In this notebook, we will prepare the model and dataset for the subsequent steps.

Let's define the paths to the model and the dataset.

In [None]:
HF_MODEL_NAME_OR_PATH = "meta-llama/Llama-3.1-8B"

ROOT_DIR = "/workspace"
NEMO_OUTPUT_PATH = f"{ROOT_DIR}/Llama-3.1-8B-nemo"
DATA_PATH = f"{ROOT_DIR}/wikitext-data"

### Step 1: Convert the Hugging Face model to NeMo checkoint format

You can skip this step if you already have the model in NeMo 2.0 checkpoint format.

In [None]:
!python -c 'from nemo.collections import llm; llm.import_ckpt(llm.LlamaModel(llm.Llama31Config8B()), source="hf://{HF_MODEL_NAME_OR_PATH}", output_path="{NEMO_OUTPUT_PATH}")'

This is an example of what the nemo checkpoint should look like:

```
Llama-3.1-8B-nemo/
├── context
│   ├── artifacts
│   │   └── generation_config.json
│   ├── io.json
│   ├── model.yaml
│   └── nemo_tokenizer
│       ├── special_tokens_map.json
│       ├── tokenizer_config.json
│       └── tokenizer.json
└── weights
    ├── __0_0.distcp
    ├── __0_1.distcp
    ├── common.pt
    └── metadata.json
```


`NOTE:` If you wish to convert the NeMo models back to Hugging Face format after pruning and distillation, you can use the following command:

```bash
python -c 'from nemo.collections import llm; llm.export_ckpt(path="<NEMO_MODEL_PATH>", target="hf", output_path="<HF_OUTPUT_PATH>")'
```

### Step 2: Prepare the dataset

**Obtain the dataset**: Generate the `wikitext-{train/validation/test}.jsonl` splits after loading the [WikiText-103-v1](https://huggingface.co/datasets/Salesforce/wikitext/viewer/wikitext-103-v1) dataset.

In [None]:
import json
import os

from datasets import load_dataset

# Load the WikiText-103 dataset
dataset = load_dataset("wikitext", "wikitext-103-v1")

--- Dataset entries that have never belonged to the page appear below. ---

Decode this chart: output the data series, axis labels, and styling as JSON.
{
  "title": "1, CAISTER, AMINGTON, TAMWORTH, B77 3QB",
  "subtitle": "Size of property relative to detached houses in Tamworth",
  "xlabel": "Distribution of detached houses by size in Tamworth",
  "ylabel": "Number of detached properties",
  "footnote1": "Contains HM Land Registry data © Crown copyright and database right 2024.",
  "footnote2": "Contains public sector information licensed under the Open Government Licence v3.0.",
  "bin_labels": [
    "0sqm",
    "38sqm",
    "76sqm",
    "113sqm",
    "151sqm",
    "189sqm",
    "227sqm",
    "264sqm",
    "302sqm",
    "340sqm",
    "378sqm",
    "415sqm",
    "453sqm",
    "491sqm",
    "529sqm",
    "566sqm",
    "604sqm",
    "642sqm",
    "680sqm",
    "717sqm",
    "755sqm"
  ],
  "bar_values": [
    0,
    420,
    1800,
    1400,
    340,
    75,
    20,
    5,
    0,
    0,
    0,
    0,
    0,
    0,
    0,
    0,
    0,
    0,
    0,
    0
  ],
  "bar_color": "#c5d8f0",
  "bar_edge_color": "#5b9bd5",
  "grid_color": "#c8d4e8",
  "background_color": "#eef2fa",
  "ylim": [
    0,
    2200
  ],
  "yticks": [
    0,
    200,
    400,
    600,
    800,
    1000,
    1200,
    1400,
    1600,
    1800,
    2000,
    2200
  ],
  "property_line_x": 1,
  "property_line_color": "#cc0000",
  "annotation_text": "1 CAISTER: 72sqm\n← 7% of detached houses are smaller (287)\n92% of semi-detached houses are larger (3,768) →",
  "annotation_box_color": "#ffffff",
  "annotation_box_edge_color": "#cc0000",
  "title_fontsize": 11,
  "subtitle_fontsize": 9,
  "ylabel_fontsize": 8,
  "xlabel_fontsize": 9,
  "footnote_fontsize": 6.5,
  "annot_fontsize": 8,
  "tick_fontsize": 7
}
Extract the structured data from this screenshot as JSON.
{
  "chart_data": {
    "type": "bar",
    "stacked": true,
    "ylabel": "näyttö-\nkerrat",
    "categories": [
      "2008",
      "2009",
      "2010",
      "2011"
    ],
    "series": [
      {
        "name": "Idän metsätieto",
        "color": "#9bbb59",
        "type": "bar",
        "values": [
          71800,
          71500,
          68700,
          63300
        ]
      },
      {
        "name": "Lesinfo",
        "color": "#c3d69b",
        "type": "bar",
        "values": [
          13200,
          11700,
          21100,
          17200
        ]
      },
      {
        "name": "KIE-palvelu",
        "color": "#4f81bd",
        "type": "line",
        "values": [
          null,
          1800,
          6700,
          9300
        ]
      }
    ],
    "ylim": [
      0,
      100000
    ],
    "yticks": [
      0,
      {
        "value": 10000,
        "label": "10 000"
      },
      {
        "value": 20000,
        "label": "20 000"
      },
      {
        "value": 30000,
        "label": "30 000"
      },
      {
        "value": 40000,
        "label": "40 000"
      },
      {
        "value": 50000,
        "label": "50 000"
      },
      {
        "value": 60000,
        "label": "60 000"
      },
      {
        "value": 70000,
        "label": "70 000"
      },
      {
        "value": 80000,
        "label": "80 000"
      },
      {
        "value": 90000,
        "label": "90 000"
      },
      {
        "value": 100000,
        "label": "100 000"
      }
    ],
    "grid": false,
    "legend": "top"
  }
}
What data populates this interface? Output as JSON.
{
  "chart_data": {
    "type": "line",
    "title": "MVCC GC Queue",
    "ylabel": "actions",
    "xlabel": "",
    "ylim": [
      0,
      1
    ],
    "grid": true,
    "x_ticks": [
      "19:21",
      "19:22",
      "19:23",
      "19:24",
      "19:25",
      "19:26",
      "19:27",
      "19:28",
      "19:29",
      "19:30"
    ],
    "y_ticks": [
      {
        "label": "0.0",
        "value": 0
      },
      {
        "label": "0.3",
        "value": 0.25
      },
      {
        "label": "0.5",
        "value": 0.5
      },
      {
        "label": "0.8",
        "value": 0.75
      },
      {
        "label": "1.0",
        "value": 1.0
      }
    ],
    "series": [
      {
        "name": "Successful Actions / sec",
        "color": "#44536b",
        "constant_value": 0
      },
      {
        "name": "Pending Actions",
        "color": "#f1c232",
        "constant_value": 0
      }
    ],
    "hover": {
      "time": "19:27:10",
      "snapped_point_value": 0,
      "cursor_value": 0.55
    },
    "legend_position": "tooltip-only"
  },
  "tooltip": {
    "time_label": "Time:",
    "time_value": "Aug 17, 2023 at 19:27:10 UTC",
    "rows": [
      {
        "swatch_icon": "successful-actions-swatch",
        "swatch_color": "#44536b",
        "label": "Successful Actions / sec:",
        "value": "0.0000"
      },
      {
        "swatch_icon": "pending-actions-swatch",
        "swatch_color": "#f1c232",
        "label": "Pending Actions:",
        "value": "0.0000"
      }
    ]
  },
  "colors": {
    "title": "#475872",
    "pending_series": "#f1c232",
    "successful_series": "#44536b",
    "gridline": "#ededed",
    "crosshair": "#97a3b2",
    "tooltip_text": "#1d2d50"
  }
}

# Define the destination folder
os.makedirs(DATA_PATH, exist_ok=True)


# Function to save dataset split to a JSONL file
def save_to_jsonl(file_path, data):
    with open(file_path, "w") as file:
        for item in data:
            file.write(json.dumps(item) + "\n")


# Define splits
splits = ["train", "validation", "test"]
file_paths = {split: os.path.join(DATA_PATH, f"wikitext-{split}.jsonl") for split in splits}

# Save splits to JSONL files and calculate their sizes
for split in splits:
    if split in dataset:
        print(f"Saving {split} split to {file_paths[split]}")
        save_to_jsonl(file_paths[split], dataset[split])
    else:
        print(f"Split {split} not found in the dataset.")

print("Dataset saved to JSONL files.")

The dataset has to be preprocessed using the [preprocess_data_for_megatron.py](https://github.com/NVIDIA/NeMo/blob/main/scripts/nlp_language_modeling/preprocess_data_for_megatron.py) script included in the NeMo Framework. This step will also tokenize data using the `meta-llama/Llama-3.1-8B` tokenizer model to convert the data into a memory map format.

> `NOTE:` In the block of code below, pass the paths to your train, test, and validation data files.

In [None]:
!python /opt/NeMo/scripts/nlp_language_modeling/preprocess_data_for_megatron.py \
    --input="{DATA_PATH}/wikitext-train.jsonl" \
    --tokenizer-library=huggingface \
    --tokenizer-type="{HF_MODEL_NAME_OR_PATH}" \
    --output-prefix="{DATA_PATH}/wikitext_tokenized_train" \
    --append-eod \
    --workers=32

In [None]:
!python /opt/NeMo/scripts/nlp_language_modeling/preprocess_data_for_megatron.py \
    --input="{DATA_PATH}/wikitext-validation.jsonl" \
    --tokenizer-library=huggingface \
    --tokenizer-type="{HF_MODEL_NAME_OR_PATH}" \
    --output-prefix="{DATA_PATH}/wikitext_tokenized_val" \
    --append-eod \
    --workers=32

In [None]:
!python /opt/NeMo/scripts/nlp_language_modeling/preprocess_data_for_megatron.py \
    --input="{DATA_PATH}/wikitext-test.jsonl" \
    --tokenizer-library=huggingface \
    --tokenizer-type="{HF_MODEL_NAME_OR_PATH}" \
    --output-prefix="{DATA_PATH}/wikitext_tokenized_test" \
    --append-eod \
    --workers=32

After running the above scripts, you will see the preprocesed `/workspace/wikitext-data/wikitext_tokenized_{train/val/test}_text_document.{idx/bin}`files. These output files will be used in the next step.